Kral Urukagina başa geçtiğinde Sümerli tarihçininde anlattığı gibi adaletsizliği görmüş, halk için gerekli olan İlahi adaleti yerine getirerek, halkını memnun etmiştir.
Yapmış olduğu sosyal reformlar tarihte ve kil tabletlerde yerini almıştır.
Burada anlattıklarıma bakıp Kral Urukaginanın tüm vergileri kaldırıp herkesi başı boş bıraktığını zannetmeyin. Halkın yaşamasını dahi engelleyen aşırı vergiyi mantıklı bir hale getirmiş ve sistemi dolayısıyla sistemdeki kişileri de zaptı rapt altına altmıştır.
Sayın Muazzez İlmiye Çığ kitaplarında Türklerinde Sümerlilerin bir kolu olduğunu söylemiştir. Demek ki vergi ile sıkıntılarımız oradan bu zamana kadar gelmesi genetik. Birde tarih tekerrürden ibarettir derler, günümüzde geldiğimiz nokta geçmişin bir tekrarı değilmi? Aldığımız herşeyin nerdeyse yüzde yüzüne yakını vergi ile süslenip bezenmekte. Tamam verginin gerekliliğine inanıyoruz ancak bizim sıkıntımız alınan verginin adaletsiz bir şekilde alınmasından kaynaklanıyor.
Halktan toplanan dolaylı vergiler sayesinde (KDV, ÖTV vb.) zengini de fakiri de ortalama da nerdeyse eşit vergi ödemekteler. Bazı noktalarda kısıtlı bütçeli olanlar daha fazla vergi vermekteler. Bir de mali idaremizin alışkanlığı olan kümeste bulunanları yolmak. Her zaman bu yöntem daha kolaydır çünkü.
Buna örnek kısa bir süre önce geçtiğimiz e-fatura ve e-defter sistemi (e-defter halen gün sayıyor bu arada). Maliyenin geçtiği bu sistem sayesinde, maliye takibatı daha kolay yapacak buna şüphe yok ama kimi takip edecekler, yine elinin altındakileri. Zaten cirosu 2011 senesinde 10.000.000,- TL’ nin üzerinde olan mükellefler belli bir mali disipline oturmuş yanlış bir takım yollara saparak Dimyat’ a pirince gitmek isteyip evdeki bulguru riske atacak firmalar değildirler. Arada bir iki kendini bilmez çıksa bile geneli etkilemeyecek kadar azdırlar. Peki ne istiyoruz? Sistemin dışında bulunan ve vergi ödemekten imtina edenlerin yakalanmasını, bu sisteme dahil edilmesini istiyoruz. E-fatura sistemi ile takibatı sadece sistemin içindeki mükellefler üzerinde yapabilirsiniz. Peki sistem dışındaki kayıt dışı ekonomi ne olacak? Vergi adaletinin sağlanması için asıl yapılması ve üzerine ivedilikle eğilinmesi gereken, kayıt dışındakilerin sisteme sokulmasıdır. Bunu mali idaremiz kira gelirlerinde yaptığı çalışmalar ile büyük oranda halletmiştir. Aynı çalışmayı kayıt dışı çalışan ya da ticaret yapan kişiler içinde olmasını rica ediyoruz.

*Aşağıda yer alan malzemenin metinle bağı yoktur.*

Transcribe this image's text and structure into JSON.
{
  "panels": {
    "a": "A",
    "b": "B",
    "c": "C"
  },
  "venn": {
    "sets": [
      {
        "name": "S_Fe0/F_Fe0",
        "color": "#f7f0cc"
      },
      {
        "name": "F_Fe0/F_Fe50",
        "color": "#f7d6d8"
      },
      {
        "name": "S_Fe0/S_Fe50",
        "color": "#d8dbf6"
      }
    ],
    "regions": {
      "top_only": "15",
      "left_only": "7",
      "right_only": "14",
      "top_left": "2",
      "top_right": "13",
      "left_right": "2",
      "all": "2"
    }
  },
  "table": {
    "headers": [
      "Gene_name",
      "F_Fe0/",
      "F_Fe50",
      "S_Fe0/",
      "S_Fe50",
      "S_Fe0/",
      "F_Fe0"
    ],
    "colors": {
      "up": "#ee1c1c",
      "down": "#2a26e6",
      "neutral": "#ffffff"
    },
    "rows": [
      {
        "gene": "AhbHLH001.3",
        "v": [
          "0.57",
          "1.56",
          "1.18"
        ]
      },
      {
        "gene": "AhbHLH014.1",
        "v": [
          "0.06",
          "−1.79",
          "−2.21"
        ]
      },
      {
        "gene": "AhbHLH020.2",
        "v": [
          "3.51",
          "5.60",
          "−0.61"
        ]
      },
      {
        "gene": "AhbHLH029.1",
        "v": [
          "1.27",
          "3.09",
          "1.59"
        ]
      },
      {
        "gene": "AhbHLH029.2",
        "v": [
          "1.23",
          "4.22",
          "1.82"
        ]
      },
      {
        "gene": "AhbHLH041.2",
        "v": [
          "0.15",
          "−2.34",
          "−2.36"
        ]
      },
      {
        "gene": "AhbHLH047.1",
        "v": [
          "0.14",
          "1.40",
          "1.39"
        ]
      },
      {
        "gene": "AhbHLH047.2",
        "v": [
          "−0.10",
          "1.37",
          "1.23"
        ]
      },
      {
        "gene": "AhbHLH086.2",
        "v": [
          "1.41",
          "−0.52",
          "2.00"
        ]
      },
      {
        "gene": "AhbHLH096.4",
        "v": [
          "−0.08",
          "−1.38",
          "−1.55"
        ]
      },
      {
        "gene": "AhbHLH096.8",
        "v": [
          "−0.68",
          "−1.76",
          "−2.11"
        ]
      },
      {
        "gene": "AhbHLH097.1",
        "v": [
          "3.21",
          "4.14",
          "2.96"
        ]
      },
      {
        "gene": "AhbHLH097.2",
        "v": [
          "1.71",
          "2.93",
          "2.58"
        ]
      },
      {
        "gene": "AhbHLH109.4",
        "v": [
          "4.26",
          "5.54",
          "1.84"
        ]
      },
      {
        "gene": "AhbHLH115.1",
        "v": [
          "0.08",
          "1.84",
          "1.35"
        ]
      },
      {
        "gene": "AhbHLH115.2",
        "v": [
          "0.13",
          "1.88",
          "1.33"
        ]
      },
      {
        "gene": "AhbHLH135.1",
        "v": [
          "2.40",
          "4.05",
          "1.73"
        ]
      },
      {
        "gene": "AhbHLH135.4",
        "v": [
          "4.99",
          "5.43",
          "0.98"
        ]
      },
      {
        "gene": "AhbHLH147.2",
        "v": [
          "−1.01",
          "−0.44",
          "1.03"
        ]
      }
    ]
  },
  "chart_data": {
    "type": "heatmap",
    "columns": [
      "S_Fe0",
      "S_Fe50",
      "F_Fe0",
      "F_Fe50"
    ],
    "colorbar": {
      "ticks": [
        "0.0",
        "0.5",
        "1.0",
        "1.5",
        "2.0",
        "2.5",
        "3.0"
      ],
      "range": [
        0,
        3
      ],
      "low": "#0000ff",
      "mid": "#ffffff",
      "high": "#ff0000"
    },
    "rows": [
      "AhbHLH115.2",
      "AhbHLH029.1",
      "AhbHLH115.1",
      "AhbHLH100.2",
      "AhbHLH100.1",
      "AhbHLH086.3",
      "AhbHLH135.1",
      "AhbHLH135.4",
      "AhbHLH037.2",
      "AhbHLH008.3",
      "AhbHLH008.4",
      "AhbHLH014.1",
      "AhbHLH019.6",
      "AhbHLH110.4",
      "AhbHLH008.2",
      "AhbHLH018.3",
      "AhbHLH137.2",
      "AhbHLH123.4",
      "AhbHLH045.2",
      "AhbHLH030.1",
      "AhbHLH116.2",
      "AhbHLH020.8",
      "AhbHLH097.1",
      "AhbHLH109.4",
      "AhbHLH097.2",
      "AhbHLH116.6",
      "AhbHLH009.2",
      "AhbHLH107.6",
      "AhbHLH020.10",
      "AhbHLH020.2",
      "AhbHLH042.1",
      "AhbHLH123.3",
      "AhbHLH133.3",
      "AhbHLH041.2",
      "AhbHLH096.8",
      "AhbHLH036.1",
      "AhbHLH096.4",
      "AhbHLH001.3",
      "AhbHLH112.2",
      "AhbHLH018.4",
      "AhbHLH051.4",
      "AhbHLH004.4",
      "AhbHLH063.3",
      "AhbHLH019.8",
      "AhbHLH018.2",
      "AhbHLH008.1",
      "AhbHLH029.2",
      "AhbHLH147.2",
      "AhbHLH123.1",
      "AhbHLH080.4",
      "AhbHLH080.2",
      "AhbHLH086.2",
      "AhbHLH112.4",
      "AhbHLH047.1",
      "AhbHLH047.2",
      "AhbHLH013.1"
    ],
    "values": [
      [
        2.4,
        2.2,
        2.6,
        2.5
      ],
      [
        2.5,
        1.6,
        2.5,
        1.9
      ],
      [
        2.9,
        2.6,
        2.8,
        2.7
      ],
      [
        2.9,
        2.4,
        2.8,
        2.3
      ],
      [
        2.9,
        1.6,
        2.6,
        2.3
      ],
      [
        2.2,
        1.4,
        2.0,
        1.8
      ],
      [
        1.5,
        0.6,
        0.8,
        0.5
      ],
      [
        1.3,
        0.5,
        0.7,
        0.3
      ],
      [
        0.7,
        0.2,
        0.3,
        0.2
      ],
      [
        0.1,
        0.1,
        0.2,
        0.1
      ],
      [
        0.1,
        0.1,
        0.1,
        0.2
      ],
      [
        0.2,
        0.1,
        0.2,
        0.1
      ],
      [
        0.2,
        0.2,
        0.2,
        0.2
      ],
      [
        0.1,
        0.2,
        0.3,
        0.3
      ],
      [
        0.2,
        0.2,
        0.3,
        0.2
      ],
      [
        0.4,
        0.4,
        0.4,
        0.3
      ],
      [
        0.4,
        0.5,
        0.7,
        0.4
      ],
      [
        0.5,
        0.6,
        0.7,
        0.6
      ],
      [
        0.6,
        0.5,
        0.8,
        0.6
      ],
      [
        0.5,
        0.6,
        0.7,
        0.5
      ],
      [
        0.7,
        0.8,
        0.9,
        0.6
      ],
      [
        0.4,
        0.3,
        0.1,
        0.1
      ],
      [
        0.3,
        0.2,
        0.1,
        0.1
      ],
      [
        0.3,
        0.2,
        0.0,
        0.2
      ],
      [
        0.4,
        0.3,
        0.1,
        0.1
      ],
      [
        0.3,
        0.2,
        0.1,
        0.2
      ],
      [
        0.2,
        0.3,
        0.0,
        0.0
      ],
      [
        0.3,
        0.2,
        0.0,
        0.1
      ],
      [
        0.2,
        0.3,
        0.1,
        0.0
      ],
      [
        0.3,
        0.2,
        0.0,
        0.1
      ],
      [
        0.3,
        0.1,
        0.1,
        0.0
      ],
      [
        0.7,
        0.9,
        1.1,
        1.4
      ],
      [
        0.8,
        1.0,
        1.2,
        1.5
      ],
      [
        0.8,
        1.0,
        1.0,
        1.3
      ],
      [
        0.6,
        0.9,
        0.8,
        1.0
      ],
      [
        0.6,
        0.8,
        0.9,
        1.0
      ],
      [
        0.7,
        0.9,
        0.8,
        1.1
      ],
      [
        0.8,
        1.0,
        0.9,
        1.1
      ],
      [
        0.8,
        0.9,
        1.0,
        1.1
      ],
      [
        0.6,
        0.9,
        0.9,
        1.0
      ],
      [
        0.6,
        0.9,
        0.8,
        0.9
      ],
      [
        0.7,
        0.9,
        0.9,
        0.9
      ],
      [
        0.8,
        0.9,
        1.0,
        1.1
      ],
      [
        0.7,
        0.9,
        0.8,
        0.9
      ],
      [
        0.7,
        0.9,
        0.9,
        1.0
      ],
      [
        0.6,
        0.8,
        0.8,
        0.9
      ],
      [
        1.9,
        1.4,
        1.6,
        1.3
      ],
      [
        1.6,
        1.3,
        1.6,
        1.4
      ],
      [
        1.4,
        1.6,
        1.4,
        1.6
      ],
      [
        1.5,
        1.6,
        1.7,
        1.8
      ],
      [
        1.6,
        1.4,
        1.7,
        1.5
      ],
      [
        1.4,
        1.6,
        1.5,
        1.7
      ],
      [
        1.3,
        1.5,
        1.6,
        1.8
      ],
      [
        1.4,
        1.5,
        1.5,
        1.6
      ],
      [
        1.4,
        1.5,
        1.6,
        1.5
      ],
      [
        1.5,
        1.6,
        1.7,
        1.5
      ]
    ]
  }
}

Maliye Bakanımız Sayın Mehmet Şimşek verdiği demeçlerden bir tanesinde herkesin yaptığı ödemelere kolaylıkla ulaşabildiğini söylemiştir. O zaman işimizin de ne kadar kolay olduğu ortada kazancın olmayan birinin harcama yapmasının imkanı olmayacağına göre buradan yola çıkılacağını zaten biliyorlar. Bu yöntem yıllar önce ünlü gangster Al Capone’ u mahkum etmek için kullanılmış. Hiç bir suçtan mahkum edilemeyen Al Capone yaptığı harcamalara karşılık gelir beyanının olmadığı tespit edilmiş ve vergi suçundan mahkum edilmiştir. Bizim elimizde un var, şeker var, ama bir türlü helva yapmıyoruz. Bir an önce vergi beyanının tüm tabana yayılması ve buna göre takibat yapılması gerektiği bilinmektedir. Ama nedense teknolojik her türlü gelişmeye karşın halen tüm performans kümestekiler için gösterilmektedir. Artık bu kümestekilerin hali kalmadı, lütfen 4300 yıl önce halk için vergi adaletinin gerekliliğini gören Kral Urukagina gibi sizde çaba gösterin. Yoksa elinizde ne vergi ödeyecek nede cebinde 5 kuruş bulunan birisi kalacak.